Bild: Proteste vor dem Gericht in Famagusta
Berlin taz | Es ist das Empörungsthema schlechthin in Großbritannien
geworden: das Schicksal der 19-Jährigen, die auf Zypern Urlaub machte,
Anzeige wegen Vergewaltigung erstattete – und sich selbst auf der
Anklagebank wiederfand.
Im Juli machte die damals 18-Jährige, deren Identität geheimgehalten wird,
Urlaub in der Billigabsteige „Pambos Napa Rocks“ im zypriotischen Agia
Napa. Sie liierte sich mit einem 17-Jährigen aus Israel. Eines Abends, als
sie mit ihm im Bett war, kamen ein Dutzend betrunkene israelische Jungs
dazu, zwischen 16 und 19 Jahre alt. „Mein Freund sagte, ich sollte mich
hinlegen, und er kniete auf meinen Schultern“, gab sie später zu Protokoll.
„Ich konnte nicht atmen. Ich versuchte, meinen Kopf zu bewegen, und seine
Freunde schrien und grölten. […] Ich weiß nicht, wie viele mich
vergewaltigten.“
Sie floh in eine Klinik neben dem Hotel, die Polizei wurde gerufen, der
Freund wurde festgenommen und gestand, dass seine Freunde bei
„einvernehmlichem Sex“ anwesend waren.

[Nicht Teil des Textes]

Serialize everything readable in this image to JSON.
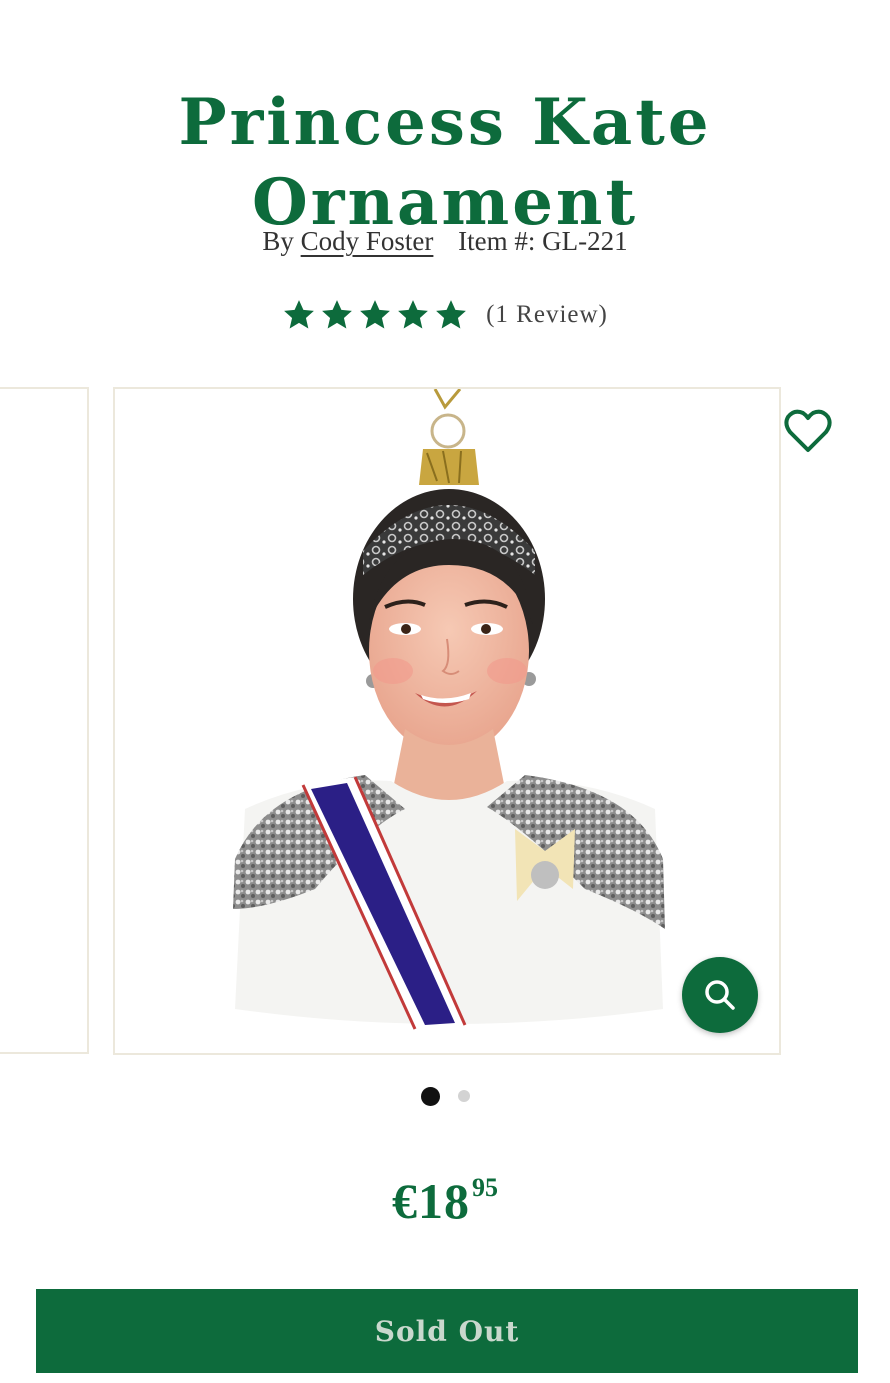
{
  "product": {
    "title_line1": "Princess Kate",
    "title_line2": "Ornament",
    "by_label": "By",
    "brand": "Cody Foster",
    "item_label": "Item #:",
    "item_number": "GL-221",
    "rating": {
      "stars": 5,
      "max": 5,
      "reviews_label": "(1 Review)"
    },
    "price": {
      "main": "€18",
      "cents": "95"
    },
    "button_label": "Sold Out"
  },
  "gallery": {
    "image_name": "princess-kate-ornament-image",
    "slide_count": 2,
    "active_slide": 1
  },
  "colors": {
    "brand_green": "#0d6b3c",
    "button_text": "#c9d8cd"
  },
  "icons": {
    "wishlist": "heart-icon",
    "zoom": "search-icon",
    "rating": "star-icon"
  }
}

Als die zwölf ebenfalls festgenommen
wurden, fanden sich Videoaufnahmen von dem Überfall auf ihren Telefonen.
Drei waren geständig. Klare Sache also.
Nicht in Zypern. Nach zehn Tagen wurde die Engländerin, deren Pass
eingezogen worden war, sieben Stunden lang ohne Beistand befragt und
unterschrieb ein in schlechtem Englisch verfasstes Geständnis, wonach sie
alles erfunden habe – unter Druck, sagte sie später. Die jungen Israelis
flogen heim und ließen sich noch am Flughafen feiern, während sie über die
„Hure“ höhnten. Statt ihrer wurde die Engländerin in Zypern wegen „Erre…
öffentlichen Ärgernisses“ angeklagt. Der Richter erklärte, die Angeklagte
mache einen „schlechten Eindruck“, und sagte, „ich werde nicht die Frage
behandeln, ob sie vergewaltigt wurde oder nicht“.
## Die israelischen Jungs waren bestens vernetzt
Am 30. Dezember fiel das Urteil gegen die Engländerin: Schuldig. Drei Tage
später unterzeichneten Zypern und Israel ein wichtiges Gaspipelineabkommen.
Manche der involvierten Jungs waren bestens vernetzt, Freunde der Familien
des Bürgermeisters von Jerusalem und des israelischen Ministers für
regionale Zusammenarbeit.
Auch in Israel stellten die Medien kritische Fragen. Journalisten fanden
die 19-Jährige in Zypern schwer traumatisiert vor. Großbritanniens
Außenminister schaltete sich ein, Boykottaufrufe gegen Zypern machten die
Runde.
Am Dienstag wurde das Strafmaß verkündet: Vier Monate Haft auf Bewährung.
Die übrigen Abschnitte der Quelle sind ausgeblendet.